No dudé ni un segundo. Me bajé el pantalón y el bóxer de un tirón, y mi pija salió disparada como una catapulta, dura, venosa, apuntando directo hacia ella.
—Métemelo ya! en el ojete, dale… —suplicó, encendida, sin dudar.
Tenía a mano un pomo de vaselina, pero ella se incorporó de golpe y me detuvo con una sonrisa traviesa.
—Esperá… tengo algo mejor.
Abrió el cajón de su mesa de luz y sacó un frasco con un gel espeso, brillante, con un olorcito dulce y provocador. En ese momento confirmé lo que ya sospechaba: no era la primera vez que alguien le cogía bien el culo.
Se lo introduje con calma, disfrutando cada segundo. Ella me sostenía la mirada, profunda, fija en mis ojos, mientras mi pija se iba abriendo paso en su culo, centímetro a centímetro. Esa conexión era brutal: me apretaba tan perfecto que sentía que iba a explotar.
Primero la tuve arriba mío, cabalgándome con una cadencia deliciosa. Sus caderas se movían en círculos lentos, su melena cayendo sobre mi pecho, y esos gemidos dulces que me perforaban los oídos. Cada vez que bajaba, sentía cómo mi pija se hundía más en su culo caliente y ajustado.

—Ahhh, doctor… así… no pare… —gemía entre jadeos, apretando mis hombros con sus uñas.
Yo la sostenía de la cintura, marcando el ritmo, tratando de contenerme para no acabar. La tensión era insoportable, pero a la vez deliciosa.
Después me tomó por sorpresa: apoyó sus manos sobre mi pecho, me miró con esos ojos brillantes y empezó a moverse con más fuerza, más rápido, más profundo. Me montaba con una entrega salvaje, como si quisiera exprimir hasta la última gota de mí.
—Dios… qué pedazo de pija… —susurraba con esa voz dulce, temblorosa, quebrada por el placer.
La giré y la puse en cuatro sobre la cama. Su espalda arqueada, el culo perfecto levantado para mí, y su cara hundida en la almohada. La embestí fuerte, una y otra vez, disfrutando de cómo apretaba, de cómo temblaba todo su cuerpo bajo cada embestida.

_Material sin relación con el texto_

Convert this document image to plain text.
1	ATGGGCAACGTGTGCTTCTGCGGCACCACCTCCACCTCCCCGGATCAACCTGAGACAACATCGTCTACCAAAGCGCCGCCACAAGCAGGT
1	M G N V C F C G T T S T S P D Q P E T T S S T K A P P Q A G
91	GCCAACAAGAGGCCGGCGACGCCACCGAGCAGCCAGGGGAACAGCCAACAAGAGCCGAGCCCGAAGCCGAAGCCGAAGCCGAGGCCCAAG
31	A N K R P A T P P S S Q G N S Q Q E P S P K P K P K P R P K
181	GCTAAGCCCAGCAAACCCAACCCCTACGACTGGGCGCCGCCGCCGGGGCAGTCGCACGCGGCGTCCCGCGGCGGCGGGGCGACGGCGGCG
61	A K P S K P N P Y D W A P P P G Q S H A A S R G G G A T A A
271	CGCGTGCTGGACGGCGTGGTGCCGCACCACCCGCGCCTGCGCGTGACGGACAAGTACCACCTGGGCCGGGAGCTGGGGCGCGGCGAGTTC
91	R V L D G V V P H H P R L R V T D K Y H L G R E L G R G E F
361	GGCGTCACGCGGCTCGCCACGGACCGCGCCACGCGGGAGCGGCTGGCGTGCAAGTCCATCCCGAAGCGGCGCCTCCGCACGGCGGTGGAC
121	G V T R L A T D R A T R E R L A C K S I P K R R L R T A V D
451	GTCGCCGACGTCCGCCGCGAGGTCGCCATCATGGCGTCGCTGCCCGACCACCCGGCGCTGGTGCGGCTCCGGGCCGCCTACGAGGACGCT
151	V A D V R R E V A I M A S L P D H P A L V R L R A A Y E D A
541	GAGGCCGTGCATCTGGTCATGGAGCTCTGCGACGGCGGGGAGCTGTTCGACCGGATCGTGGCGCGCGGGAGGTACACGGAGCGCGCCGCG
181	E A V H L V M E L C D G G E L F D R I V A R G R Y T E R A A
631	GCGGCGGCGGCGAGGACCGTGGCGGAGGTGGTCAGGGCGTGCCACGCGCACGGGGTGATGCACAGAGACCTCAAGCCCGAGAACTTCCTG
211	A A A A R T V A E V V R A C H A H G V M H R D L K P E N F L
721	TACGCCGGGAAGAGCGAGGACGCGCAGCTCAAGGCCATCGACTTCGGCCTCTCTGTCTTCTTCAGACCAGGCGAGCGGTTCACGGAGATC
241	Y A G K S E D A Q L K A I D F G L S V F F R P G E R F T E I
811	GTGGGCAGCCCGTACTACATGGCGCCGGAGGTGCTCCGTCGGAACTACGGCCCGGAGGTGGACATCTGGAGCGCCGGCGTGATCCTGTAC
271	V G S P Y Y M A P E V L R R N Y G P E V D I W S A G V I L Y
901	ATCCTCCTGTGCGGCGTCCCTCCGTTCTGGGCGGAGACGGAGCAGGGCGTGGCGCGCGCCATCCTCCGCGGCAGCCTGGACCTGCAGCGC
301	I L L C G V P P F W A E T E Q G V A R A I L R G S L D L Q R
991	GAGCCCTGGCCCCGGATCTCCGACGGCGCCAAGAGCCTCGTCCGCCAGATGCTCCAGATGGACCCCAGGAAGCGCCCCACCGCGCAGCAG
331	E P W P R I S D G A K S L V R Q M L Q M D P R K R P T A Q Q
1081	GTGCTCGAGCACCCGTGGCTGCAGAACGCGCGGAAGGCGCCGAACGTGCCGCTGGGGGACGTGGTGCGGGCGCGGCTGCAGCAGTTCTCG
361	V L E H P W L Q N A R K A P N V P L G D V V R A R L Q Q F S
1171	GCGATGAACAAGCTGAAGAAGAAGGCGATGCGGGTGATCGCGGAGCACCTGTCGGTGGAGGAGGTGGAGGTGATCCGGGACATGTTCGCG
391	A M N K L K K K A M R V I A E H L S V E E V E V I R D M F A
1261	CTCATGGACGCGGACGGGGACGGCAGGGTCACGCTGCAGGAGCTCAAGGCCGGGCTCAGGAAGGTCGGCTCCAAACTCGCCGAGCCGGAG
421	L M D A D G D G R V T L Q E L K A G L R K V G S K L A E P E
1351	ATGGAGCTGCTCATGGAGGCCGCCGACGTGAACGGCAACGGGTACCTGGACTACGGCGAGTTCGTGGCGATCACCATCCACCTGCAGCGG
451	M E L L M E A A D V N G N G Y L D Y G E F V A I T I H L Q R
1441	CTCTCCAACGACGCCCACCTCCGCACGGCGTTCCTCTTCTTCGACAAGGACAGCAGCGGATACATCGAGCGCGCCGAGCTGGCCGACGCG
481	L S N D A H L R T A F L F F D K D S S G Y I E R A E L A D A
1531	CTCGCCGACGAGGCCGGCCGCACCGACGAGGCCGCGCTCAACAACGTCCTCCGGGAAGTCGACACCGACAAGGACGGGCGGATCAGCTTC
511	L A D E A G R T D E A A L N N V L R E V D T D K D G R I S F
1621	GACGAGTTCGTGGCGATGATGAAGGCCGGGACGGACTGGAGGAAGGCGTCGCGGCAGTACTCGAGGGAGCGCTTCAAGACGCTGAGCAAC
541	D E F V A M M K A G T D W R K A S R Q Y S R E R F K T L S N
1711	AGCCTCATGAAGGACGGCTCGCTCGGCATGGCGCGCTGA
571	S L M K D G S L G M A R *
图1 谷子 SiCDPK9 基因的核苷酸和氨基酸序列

—¡Sí… sí, doctor! Ahí… más fuerte… —gritaba sin importarle nada.
Yo jadeaba, el sudor chorreaba por mi frente, mi pecho pegado a su espalda, mis manos apretando sus tetas mientras la follaba con toda mi fuerza.
La puse de costado, con una pierna suya levantada y apoyada sobre mi hombro, y desde esa postura la penetré lento, profundo, mirándole la cara. Sus labios entreabiertos, su respiración agitada, su mano buscándome para que no me detuviera.
—Me vas a volver loca… —dijo entre gemidos, mientras la besaba en el cuello.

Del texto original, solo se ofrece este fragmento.